Download App

Chapter 3: Story 3 : Rasa Sakit Andara.

Algar sangat merasa gelisah. Hal itu disebabkan teman-temannya mulai berbicara buruk tentang Andara. Algar sesekali menatap Andara, walaupun gadis itu sangat terlihat acuh dengan teman-temannya.

Revan menyentuh bahu Algar. Algar menaikkan satu alisnya.

"Lo liat, kan? Cewek itu bukan cewek baik." Algar terdiam. Lelaki itu tidak ingin membiarkan teman-temannya ikut campur dan ikut masuk ke dalam masalah ini.

Algar mengepalkan tangannya.

"Gue juga gak nyangka," alibinya. Rio membuang napas berat.

"Siapa yang tau kalau masa lalunya sekotor itu." Algar menatap Rio. Sejujurnya, ia sudah tidak tahan lagi dengan omongan teman-temannya ini.

Baru saja Algar ingin membuka suaranya, namun bu Rania sudah terlanjur memasuki kelas dan memulai kelasnya.

Bu Rania sama sekali tidak menggubris apa yang terjadi, jujur itu sedikit membuat Algar lega.

Beberapa jam telah berlalu dan Algar kembali menemui Andara di perpustakaan. Lelaki itu memilih duduk di samping sang perempuan.

"Gue akan nemuin Sera." Andara refleks menoleh.

"Gue gak akan diem aja. Sera pantas untuk diberi pelajaran." Andara terdiam.

"Udah cukup. Biarin aja semuanya berjalan semau di---

"Cukup Andara! Gue gak akan diem aja saat lo dihina satu sekolah kayak gini. Orang kayak dia emang pantes dapet pelajaran." Algar mengepalkan tangannya.

"Kenapa lo baik banget sama gue?" Algar terdiam.

"Gue juga gak punya alasan yang jelas. Entah kenapa gue ngerasa, kalau gue harus ngelindungin lo."

"Makasih, y---

"Algar?" Algar menoleh, lelaki itu mendapati Tasya sedang berdiri di ambang pintu perpustakaan. Tasya menyipitkan matanya.

"Lo cewek yang di foto itu, kan?" Andara terdiam.

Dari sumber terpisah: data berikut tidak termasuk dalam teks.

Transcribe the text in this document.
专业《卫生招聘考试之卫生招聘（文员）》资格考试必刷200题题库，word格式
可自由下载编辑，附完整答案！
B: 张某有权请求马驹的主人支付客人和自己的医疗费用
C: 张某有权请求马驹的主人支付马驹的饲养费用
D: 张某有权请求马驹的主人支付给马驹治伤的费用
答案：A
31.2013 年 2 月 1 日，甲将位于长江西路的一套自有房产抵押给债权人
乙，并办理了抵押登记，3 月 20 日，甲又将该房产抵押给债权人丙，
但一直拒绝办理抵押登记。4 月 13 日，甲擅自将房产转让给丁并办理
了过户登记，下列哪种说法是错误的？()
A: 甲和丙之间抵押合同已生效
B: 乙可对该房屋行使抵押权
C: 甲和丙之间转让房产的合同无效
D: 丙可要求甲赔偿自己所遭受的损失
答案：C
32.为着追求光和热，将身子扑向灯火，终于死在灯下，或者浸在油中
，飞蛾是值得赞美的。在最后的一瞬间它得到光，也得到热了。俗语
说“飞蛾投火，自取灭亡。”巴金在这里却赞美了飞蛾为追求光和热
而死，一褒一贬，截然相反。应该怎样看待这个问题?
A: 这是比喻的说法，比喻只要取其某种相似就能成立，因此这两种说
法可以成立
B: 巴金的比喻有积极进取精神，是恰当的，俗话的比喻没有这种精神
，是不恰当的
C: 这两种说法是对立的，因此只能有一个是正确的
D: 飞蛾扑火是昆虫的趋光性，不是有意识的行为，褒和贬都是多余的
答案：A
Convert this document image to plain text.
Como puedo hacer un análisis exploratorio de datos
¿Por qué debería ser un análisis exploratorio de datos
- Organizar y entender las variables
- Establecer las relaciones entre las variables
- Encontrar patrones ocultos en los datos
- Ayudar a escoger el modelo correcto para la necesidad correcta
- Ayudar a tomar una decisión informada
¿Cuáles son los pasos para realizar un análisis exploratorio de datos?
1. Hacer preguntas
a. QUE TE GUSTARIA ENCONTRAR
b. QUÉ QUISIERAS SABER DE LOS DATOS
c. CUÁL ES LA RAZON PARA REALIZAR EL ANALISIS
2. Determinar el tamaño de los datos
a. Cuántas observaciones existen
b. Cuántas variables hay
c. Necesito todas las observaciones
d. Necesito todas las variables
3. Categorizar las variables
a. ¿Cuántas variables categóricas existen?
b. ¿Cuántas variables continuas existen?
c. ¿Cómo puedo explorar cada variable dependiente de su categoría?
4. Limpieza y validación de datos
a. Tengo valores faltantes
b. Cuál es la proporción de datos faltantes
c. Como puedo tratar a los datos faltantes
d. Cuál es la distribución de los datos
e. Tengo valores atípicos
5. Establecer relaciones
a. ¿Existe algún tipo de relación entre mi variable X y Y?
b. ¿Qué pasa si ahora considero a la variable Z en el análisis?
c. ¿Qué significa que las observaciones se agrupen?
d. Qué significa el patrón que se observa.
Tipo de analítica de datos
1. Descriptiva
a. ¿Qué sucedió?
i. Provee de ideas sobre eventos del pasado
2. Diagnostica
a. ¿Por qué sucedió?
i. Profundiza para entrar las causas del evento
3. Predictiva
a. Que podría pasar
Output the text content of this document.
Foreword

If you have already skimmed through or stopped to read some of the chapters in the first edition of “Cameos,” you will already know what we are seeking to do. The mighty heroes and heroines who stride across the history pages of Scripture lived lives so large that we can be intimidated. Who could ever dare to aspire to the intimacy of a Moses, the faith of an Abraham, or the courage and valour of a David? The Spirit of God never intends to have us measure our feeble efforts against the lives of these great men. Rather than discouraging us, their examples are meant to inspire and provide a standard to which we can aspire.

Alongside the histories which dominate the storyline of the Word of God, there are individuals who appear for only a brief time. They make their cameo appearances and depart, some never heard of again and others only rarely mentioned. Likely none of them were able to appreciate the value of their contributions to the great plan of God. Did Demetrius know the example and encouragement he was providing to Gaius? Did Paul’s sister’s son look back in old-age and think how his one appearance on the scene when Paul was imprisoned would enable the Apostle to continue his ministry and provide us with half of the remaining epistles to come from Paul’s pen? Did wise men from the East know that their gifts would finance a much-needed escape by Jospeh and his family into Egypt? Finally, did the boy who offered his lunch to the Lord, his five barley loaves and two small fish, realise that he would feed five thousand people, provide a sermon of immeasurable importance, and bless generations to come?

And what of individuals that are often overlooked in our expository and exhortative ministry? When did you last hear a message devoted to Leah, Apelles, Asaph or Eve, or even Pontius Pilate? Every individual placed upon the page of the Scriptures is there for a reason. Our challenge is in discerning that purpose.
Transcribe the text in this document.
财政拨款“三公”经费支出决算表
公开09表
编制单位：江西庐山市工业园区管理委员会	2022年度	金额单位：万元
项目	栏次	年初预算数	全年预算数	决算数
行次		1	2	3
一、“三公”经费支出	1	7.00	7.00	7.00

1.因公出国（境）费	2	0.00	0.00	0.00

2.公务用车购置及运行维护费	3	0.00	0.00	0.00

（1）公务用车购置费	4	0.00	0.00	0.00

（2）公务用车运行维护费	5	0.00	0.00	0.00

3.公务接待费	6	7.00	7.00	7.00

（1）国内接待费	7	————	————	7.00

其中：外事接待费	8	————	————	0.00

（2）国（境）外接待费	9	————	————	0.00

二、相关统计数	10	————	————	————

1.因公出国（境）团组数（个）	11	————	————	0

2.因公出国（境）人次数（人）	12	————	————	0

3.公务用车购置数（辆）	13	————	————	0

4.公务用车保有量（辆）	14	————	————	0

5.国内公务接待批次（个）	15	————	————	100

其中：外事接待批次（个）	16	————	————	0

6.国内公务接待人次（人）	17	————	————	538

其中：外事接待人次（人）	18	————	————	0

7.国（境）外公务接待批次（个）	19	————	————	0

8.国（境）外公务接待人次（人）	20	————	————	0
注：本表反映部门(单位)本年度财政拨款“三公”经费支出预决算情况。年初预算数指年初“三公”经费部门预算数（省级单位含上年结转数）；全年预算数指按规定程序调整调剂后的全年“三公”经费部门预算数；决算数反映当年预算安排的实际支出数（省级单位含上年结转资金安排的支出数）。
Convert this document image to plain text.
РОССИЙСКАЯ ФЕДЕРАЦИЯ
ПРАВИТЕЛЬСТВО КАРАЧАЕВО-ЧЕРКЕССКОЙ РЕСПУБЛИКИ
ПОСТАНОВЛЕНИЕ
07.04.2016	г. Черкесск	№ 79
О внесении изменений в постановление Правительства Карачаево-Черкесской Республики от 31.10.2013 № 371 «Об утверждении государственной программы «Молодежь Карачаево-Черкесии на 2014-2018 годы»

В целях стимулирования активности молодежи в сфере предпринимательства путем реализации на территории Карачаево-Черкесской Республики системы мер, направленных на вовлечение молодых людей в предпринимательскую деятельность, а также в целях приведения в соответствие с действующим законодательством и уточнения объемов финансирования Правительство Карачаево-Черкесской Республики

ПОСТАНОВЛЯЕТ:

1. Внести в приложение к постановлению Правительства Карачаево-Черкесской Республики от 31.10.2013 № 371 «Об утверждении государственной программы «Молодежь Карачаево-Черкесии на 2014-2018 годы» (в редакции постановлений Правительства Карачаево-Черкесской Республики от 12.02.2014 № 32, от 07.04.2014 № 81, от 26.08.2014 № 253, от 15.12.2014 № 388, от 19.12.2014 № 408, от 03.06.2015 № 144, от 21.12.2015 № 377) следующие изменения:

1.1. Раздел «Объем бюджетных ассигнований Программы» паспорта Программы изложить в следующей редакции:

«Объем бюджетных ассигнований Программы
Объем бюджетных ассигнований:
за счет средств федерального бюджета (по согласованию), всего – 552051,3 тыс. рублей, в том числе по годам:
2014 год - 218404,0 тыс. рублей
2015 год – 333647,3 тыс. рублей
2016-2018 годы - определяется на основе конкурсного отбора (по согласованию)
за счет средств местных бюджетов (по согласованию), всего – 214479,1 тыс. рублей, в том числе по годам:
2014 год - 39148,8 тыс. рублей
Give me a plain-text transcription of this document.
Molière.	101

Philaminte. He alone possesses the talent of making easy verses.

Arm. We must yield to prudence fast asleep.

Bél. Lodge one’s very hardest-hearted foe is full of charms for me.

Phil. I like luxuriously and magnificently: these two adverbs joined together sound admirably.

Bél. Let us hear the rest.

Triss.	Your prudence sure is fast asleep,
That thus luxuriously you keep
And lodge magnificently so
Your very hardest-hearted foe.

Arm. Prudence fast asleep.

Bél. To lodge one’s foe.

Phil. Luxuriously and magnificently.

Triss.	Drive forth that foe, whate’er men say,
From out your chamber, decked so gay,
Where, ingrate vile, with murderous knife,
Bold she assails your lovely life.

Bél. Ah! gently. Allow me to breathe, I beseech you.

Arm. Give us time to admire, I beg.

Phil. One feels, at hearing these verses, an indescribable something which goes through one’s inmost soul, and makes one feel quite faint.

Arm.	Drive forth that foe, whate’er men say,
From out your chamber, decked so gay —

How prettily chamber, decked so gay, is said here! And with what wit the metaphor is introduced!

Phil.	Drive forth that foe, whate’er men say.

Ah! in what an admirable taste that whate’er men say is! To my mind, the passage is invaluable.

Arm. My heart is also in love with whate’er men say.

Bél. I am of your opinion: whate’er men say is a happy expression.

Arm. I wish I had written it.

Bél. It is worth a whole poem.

"Tas, ngapain lo di sini? Enggak biasanya lo ke perpustakaan." Tasya menaikkan kedua alisnya.

"Lo sendiri? Ngapain berduaan sama ni cewek kotor?" Algar mengepalkan tangannya.

"Gue---

"Heh, tolong ya, jangan seret-seret temen gue ke masalah kotor lo itu. Gue harap lo bisa paham maksud gue." Algar terdiam menatap keduanya.

"Gue gak bermaksud gitu," balas Andara berdiri dari duduknya.

"Silahkan bawa temen lo, gue gak ada urusan sama dia." Andara berlalu setelah sebelumnya menatap sinis ke arah Algar.

Seperti dugaannya, semuanya sia-sia.

♡♡♡

Algar terdiam menatap buku tulisnya dengan tatapan yang kosong. Algar juga tidak memperdulikan bu Riana yang sedang menjelaskan pelajaran. Lelaki itu justru sesekali melirik Andara yang tampaknya sangat fokus dengan pelajaran.

Algar membuang napasnya kasar. Lelaki itu tidak menyangka bahwa efek penasarannya akan berpengaruh sangat besar.

Pelajaran selesai. Siswa dan siswi mulai meninggalkan kelas, begitu pun dengan Andara. Algar yang melihat itu segera bersiap untuk menyusul sang gadis sebelum pergelangan tangannya dicekal oleh Rio.

Algar menoleh.

"Gue sama Revan mau main, lo mau ikut, gak?" Algar terdiam sejenak.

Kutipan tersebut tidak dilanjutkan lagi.